Running a country and an economy from the top down requires omniscience.  How can a politician know how to instruct a bureaucrat to direct a manufacturer to make a certain number of a particular type of widgets or to make them more efficiently or change their features?  And when the number of widgets change and the population adapts their preferences slightly, how does the central planner know how to change the production of all other goods and services?  Since there is no way to do this, all centrally planned economies fail and their countries go bankrupt to the degree they engage in such ridiculous schemes.  The largest examples of central planning failures are Russia and China, with North Korea being the prime example these days.  Starvation, deprivation, degradation and misery are the norm, except of course for those few at the top who plunder the country and its people.

What is the right way to govern a society and exchange values among people?  Man’s mind it his means of survival and to properly use it he must be free to think, free to act and free to keep the product of his actions.  Therefore, in a free country the rights and freedoms of each individual are protected by objective laws enforced by government.  No one sacrifices his interests to others and neither does he ask others to sacrifice their interests for his sake.  Agreements such as employment, exchange of goods and services and all other sorts are all formed only through voluntary cooperation.  All wealth is obtained, retained and exchanged through freely chosen agreements.  This system of government based on the primacy of individual rights is known as capitalism.

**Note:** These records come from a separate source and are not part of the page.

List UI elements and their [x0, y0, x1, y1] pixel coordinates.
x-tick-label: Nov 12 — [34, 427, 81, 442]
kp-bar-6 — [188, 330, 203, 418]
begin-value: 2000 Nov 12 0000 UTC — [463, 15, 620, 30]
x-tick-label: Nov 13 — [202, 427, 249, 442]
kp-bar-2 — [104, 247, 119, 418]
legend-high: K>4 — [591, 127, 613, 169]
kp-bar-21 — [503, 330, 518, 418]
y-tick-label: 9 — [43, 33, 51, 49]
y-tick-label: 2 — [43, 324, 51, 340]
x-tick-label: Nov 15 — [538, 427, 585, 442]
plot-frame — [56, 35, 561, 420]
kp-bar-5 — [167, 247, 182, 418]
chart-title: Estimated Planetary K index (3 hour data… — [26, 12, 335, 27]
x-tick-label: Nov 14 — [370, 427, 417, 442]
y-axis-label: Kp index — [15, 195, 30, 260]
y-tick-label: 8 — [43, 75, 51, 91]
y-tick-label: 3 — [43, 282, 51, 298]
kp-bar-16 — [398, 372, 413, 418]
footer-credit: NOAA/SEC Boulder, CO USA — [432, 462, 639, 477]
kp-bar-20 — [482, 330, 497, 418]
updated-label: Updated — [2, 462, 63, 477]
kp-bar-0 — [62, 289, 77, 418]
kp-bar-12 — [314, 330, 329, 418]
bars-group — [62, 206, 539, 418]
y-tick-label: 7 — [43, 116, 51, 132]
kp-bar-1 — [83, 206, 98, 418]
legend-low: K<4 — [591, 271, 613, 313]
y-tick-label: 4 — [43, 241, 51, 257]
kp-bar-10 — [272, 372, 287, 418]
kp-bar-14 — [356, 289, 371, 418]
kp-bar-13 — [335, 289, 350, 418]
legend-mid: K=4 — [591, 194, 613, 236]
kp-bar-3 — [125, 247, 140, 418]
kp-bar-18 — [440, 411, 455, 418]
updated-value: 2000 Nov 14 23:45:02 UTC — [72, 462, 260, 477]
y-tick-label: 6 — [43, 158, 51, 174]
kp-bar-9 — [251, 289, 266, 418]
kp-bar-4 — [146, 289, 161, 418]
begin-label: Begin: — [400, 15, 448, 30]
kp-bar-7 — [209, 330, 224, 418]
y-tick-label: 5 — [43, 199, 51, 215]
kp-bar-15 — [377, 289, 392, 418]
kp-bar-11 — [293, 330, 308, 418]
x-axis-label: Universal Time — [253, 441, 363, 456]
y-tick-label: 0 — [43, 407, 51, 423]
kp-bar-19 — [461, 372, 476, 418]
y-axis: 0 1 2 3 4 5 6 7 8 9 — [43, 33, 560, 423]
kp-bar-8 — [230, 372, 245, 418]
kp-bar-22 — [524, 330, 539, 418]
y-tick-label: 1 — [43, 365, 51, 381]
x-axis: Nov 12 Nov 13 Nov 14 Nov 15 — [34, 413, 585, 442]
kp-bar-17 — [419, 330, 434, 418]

Examples of the failures of central planning abound in our lives.  The Ontario government feeds growing legions of more dissatisfied and disabled civil servants high wages on the back of the part of the economy that remains free.  Central plan after central plan to “save health care” (as if more government is the answer) swallows up ever-growing dollars yet the state-run industry remains in a condition of constant pain and strain; this with the baby boom not yet exerting more than a minor push on demand.  Centers of excellence exist despite government interference and not because of it.  The City of Ottawa is pathologically incapable of deciding if a fiberglass cow should be allowed on the roof of a cheese store, never mind running a massive bus transit business.  The current federal government purports to be in favor of individual rights and a free economy yet has expanded the maw of government more than anyone else.  All of them - elected parties, MP’s, MPP’s and city councilors - are philosophical collectivists who advocate passionately to preserve and grow their right to control your life.

There is no elected party whose platform is based on the philosophy of individual rights and consequent freedoms.  All of them are socialists because they believe in and act upon the principle of state control of the means of production and the removal of individual rights needed to implement such a regime.  It is very difficult to change such an entrenched philosophy since our teachers are unionized, work for the government and the principles of a free society are not taught in our schools.

By the end of 2011 we will have seen another civic and provincial election and federal election in one year.  Once again we have a chance to vote for representatives who can promise either to continue and increase government interference in our lives or to start the process of dismantling the apparatus of central controls.  What is needed is to introduce the principle of a free society into the political debate.  While it is but a distant hope, imagine if we saw even one city councilor elected on such a platform - perhaps the word could spread from there.